Iedere dag verdwijnt er in het Vlaams Gewest 6 à 7 hectare open ruimte per dag, en ook in Brussel-19 staan er naast iedere leegstaande straathoek hijskranen.
Terwijl sommigen moord en brand schreeuwen omdat enkele standbeelden ter ere van de koloniale 1% dreigen te verdwijnen, vernietigen betonboeren (onder het welwillende oog van gewestelijke en plaatselijke overheden) iedere dag historische landschappen en de daarmee gepaard gaande erfgoedkundig waardevolle hoeves en overblijfselen van kleine nijverheid – de getuigen van het leven van de Vlaamse 99%.

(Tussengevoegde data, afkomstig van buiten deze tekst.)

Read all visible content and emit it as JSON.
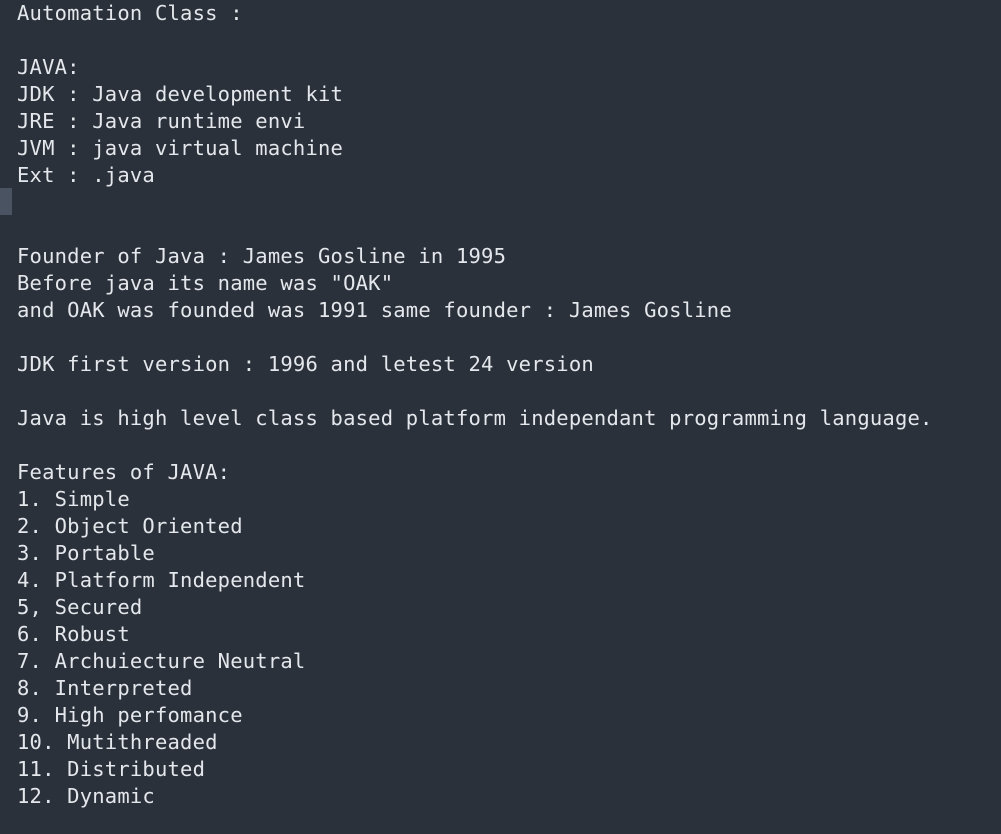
{
  "editor": {
    "lines": [
      "Automation Class :",
      "",
      "JAVA:",
      "JDK : Java development kit",
      "JRE : Java runtime envi",
      "JVM : java virtual machine",
      "Ext : .java",
      "",
      "",
      "Founder of Java : James Gosline in 1995",
      "Before java its name was \"OAK\"",
      "and OAK was founded was 1991 same founder : James Gosline",
      "",
      "JDK first version : 1996 and letest 24 version",
      "",
      "Java is high level class based platform independant programming language.",
      "",
      "Features of JAVA:",
      "1. Simple",
      "2. Object Oriented",
      "3. Portable",
      "4. Platform Independent",
      "5, Secured",
      "6. Robust",
      "7. Archuiecture Neutral",
      "8. Interpreted",
      "9. High perfomance",
      "10. Mutithreaded",
      "11. Distributed",
      "12. Dynamic"
    ]
  }
}
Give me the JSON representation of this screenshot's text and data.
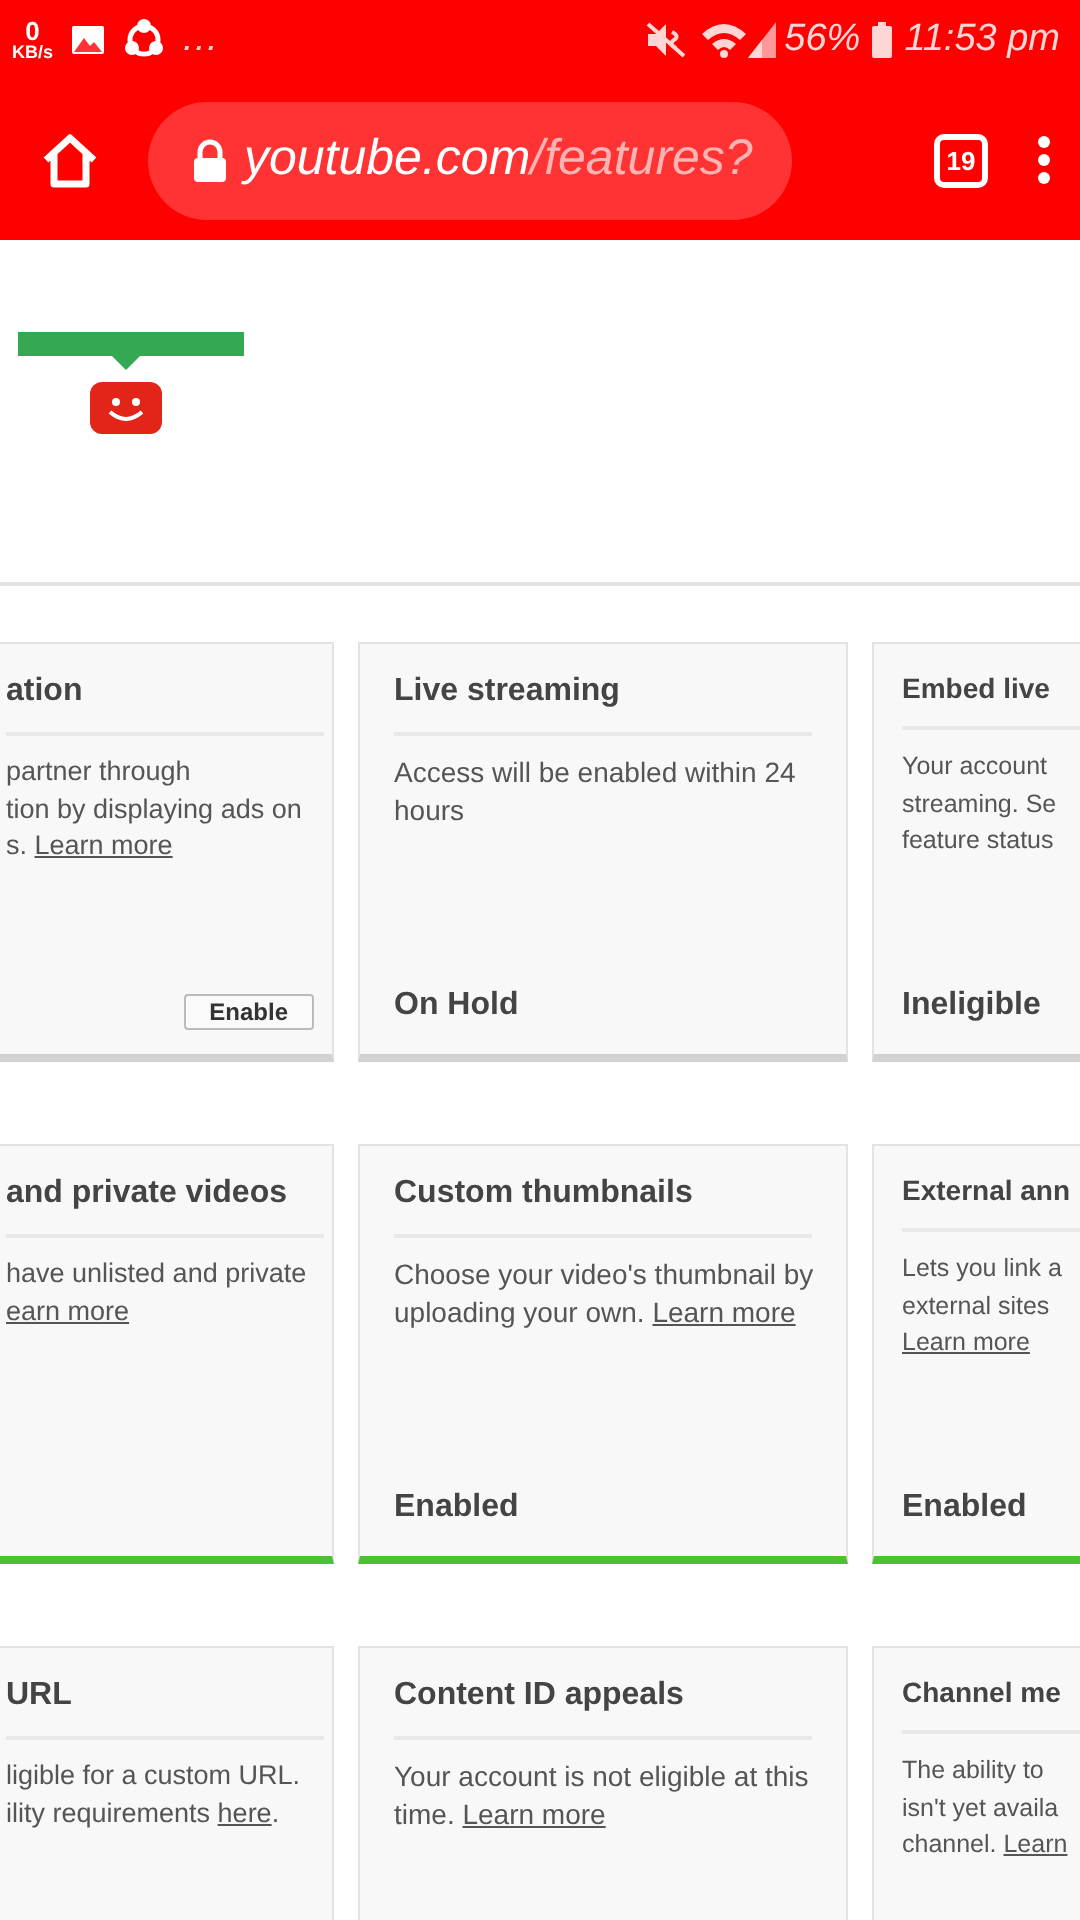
{
  "status_bar": {
    "speed_value": "0",
    "speed_unit": "KB/s",
    "more": "…",
    "battery": "56%",
    "time": "11:53 pm"
  },
  "toolbar": {
    "url_host": "youtube.com",
    "url_path": "/features?",
    "tab_count": "19"
  },
  "cards": [
    {
      "title": "ation",
      "description": [
        {
          "kind": "text",
          "text": "partner through\ntion by displaying ads on\ns. "
        },
        {
          "kind": "link",
          "text": "Learn more"
        }
      ],
      "button": "Enable",
      "enabled": false
    },
    {
      "title": "Live streaming",
      "description": [
        {
          "kind": "text",
          "text": "Access will be enabled within 24\nhours"
        }
      ],
      "status": "On Hold",
      "enabled": false
    },
    {
      "title": "Embed live",
      "description": [
        {
          "kind": "text",
          "text": "Your account\nstreaming. Se\nfeature status"
        }
      ],
      "status": "Ineligible",
      "enabled": false
    },
    {
      "title": "and private videos",
      "description": [
        {
          "kind": "text",
          "text": "have unlisted and private\n"
        },
        {
          "kind": "link",
          "text": "earn more"
        }
      ],
      "enabled": true
    },
    {
      "title": "Custom thumbnails",
      "description": [
        {
          "kind": "text",
          "text": "Choose your video's thumbnail by\nuploading your own. "
        },
        {
          "kind": "link",
          "text": "Learn more"
        }
      ],
      "status": "Enabled",
      "enabled": true
    },
    {
      "title": "External ann",
      "description": [
        {
          "kind": "text",
          "text": "Lets you link a\nexternal sites\n"
        },
        {
          "kind": "link",
          "text": "Learn more"
        }
      ],
      "status": "Enabled",
      "enabled": true
    },
    {
      "title": "URL",
      "description": [
        {
          "kind": "text",
          "text": "ligible for a custom URL.\nility requirements "
        },
        {
          "kind": "link",
          "text": "here"
        },
        {
          "kind": "text",
          "text": "."
        }
      ]
    },
    {
      "title": "Content ID appeals",
      "description": [
        {
          "kind": "text",
          "text": "Your account is not eligible at this\ntime. "
        },
        {
          "kind": "link",
          "text": "Learn more"
        }
      ]
    },
    {
      "title": "Channel me",
      "description": [
        {
          "kind": "text",
          "text": "The ability to\nisn't yet availa\nchannel. "
        },
        {
          "kind": "link",
          "text": "Learn"
        }
      ]
    }
  ]
}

Maar het gaat om meer dan nostalgisch sentiment: het volbouwen van de openbare ruimte zorgt voor overstromingsoverlast, voor tanende biodiversiteit en, gecombineerd met de stedenbouwkundige chaos ten gevolge van de verkavelingswoede, voor ellenlange files en problemen met het openbaar vervoer. Tegelijkertijd zorgt de bouw- en woonspeculatie ervoor dat de grote steden steeds meer het exclusieve terrein voor hogere inkomens of betere middeninkomens worden (hoeveel luxeappartementsgebouwen zijn er de laatste jaren al niet bijgekomen in de Brusselse kanaalzone?), terwijl anderen steeds verder naar de stadsrand worden geduwd. Met doelgerichte stadsmarketing verworden de echte historische kernen daarnaast tot steeds eenvormigere toeristenparadijzen. Anderzijds valt te vrezen dat de coronacrisis, waarbij veel stedelingen het gebrek aan groen in hun buurt hebben opgemerkt, de druk op de stadsrand en het platteland voort zal opdrijven.
Onze openbare ruimte is te belangrijk om zomaar aan de grillen van de markt – en dus de druk van bouwpromotoren en vastgoedspeculanten – te worden overgelaten. Het is tijd om te maken van een openbareruimte- én woonbeleid in gemeenschapshanden, gericht op zowel de instandhouding van onze omgeving als op het recht op waardig wonen in stad en dorp. (Het spreekt vanzelf dat het bij een geïntegreerd woon- en openbareruimtebeleid geen zin heeft om stad en rand als twee volledig afzonderlijke zaken te zien, en dat een afzonderlijk Brussels Hoofdstedelijk Gewest dus zijn bestaansreden verliest.)